Tramp
It wasn't my idea to call him a slut or a bum (you pick). In fact, it was a bilingual German girl that I used to know, who was practising English with her British father, when she mispronounced the name of the then president of the USA for the first round - to the amazement of the entire civilised world - leaving said father with the not-to-be missed opportunity to share the joke online. Nor was it my idea to send a postcard to the White House at such an opportune and sombre moment. I simply responded to the first Mail Art call that caught my eye and sharpened my wits during a specially creative fever period and many personal and professional collaborations, if you can call those so in the potentially sacred name of art, i.e. non-profitable. I had just joined the international union of mail artists, which I hadn't known about for more than twenty years, and it couldn't have been more intuitive and fast, the collage I made with little tobacco papers I have been collecting, cut-outs of The Little Prince in Hungarian that I found abandoned on the luxury rubbish-strewn streets of Berlin, and my ever growing stash of cardboard, magazines, newspapers, shiny silver chocolates' wraps and the like. The open call was named #TheIdesOfTrump, just like Rome's Ides of March, the decadent empire one. It seems to be a repetition of an attempt at peaceful but grandiose mass protest, just like the oligarch's inexplicable re-election. I'm not American, I'd say to Caesar what is Caesar's, were it not for the global and irreversible implications of this charade.

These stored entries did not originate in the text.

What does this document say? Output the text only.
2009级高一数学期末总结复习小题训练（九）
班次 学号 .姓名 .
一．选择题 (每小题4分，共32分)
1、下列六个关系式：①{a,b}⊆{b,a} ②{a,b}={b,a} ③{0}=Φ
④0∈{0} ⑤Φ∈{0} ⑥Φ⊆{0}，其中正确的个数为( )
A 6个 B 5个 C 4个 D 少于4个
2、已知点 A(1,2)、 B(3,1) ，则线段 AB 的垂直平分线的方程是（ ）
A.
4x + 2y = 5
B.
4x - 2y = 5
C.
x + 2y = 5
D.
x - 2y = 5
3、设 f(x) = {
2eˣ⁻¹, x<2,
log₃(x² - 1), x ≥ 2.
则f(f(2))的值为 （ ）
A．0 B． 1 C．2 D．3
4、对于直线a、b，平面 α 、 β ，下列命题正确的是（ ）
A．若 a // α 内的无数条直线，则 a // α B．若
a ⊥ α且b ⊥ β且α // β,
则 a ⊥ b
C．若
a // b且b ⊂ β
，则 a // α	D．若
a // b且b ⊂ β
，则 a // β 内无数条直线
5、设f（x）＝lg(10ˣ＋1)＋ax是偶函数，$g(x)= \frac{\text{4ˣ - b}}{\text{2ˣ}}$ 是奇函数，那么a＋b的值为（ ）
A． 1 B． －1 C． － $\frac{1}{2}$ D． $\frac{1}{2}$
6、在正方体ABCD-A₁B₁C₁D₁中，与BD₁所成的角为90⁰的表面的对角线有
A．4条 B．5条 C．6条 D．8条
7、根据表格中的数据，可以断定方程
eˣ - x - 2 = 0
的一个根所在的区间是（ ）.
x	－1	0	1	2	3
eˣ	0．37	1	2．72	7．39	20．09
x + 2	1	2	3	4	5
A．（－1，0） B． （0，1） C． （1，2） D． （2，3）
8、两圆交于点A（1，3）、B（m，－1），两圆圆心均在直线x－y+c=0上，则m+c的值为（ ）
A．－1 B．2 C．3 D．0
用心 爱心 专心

So here we are. Some hours after I published my first contribution at the network, there was already another postcard misspelling the felon‘s name. I was impressed in a refreshing way. A day later I took the train to Lisbon to take a good friend‘s daughter to the cinema, my first trip to such a venue in almost two years - the time I had to settle down on the land and to finally get a cheap, monthly train green-pass - and he was the one who ended up mailing it. I came back a couple days after that, both to visit the cinema on my own and to pick the same kid from school afterwards, and we said goodbye the morning after by discussing the birth of original ideas within the whole family. We all agreed that the goal of creativity also is to feed each other’s minds by adding and passing it over and over again - not by double doing it. Neither of us is afraid to starve. Not like that anyway.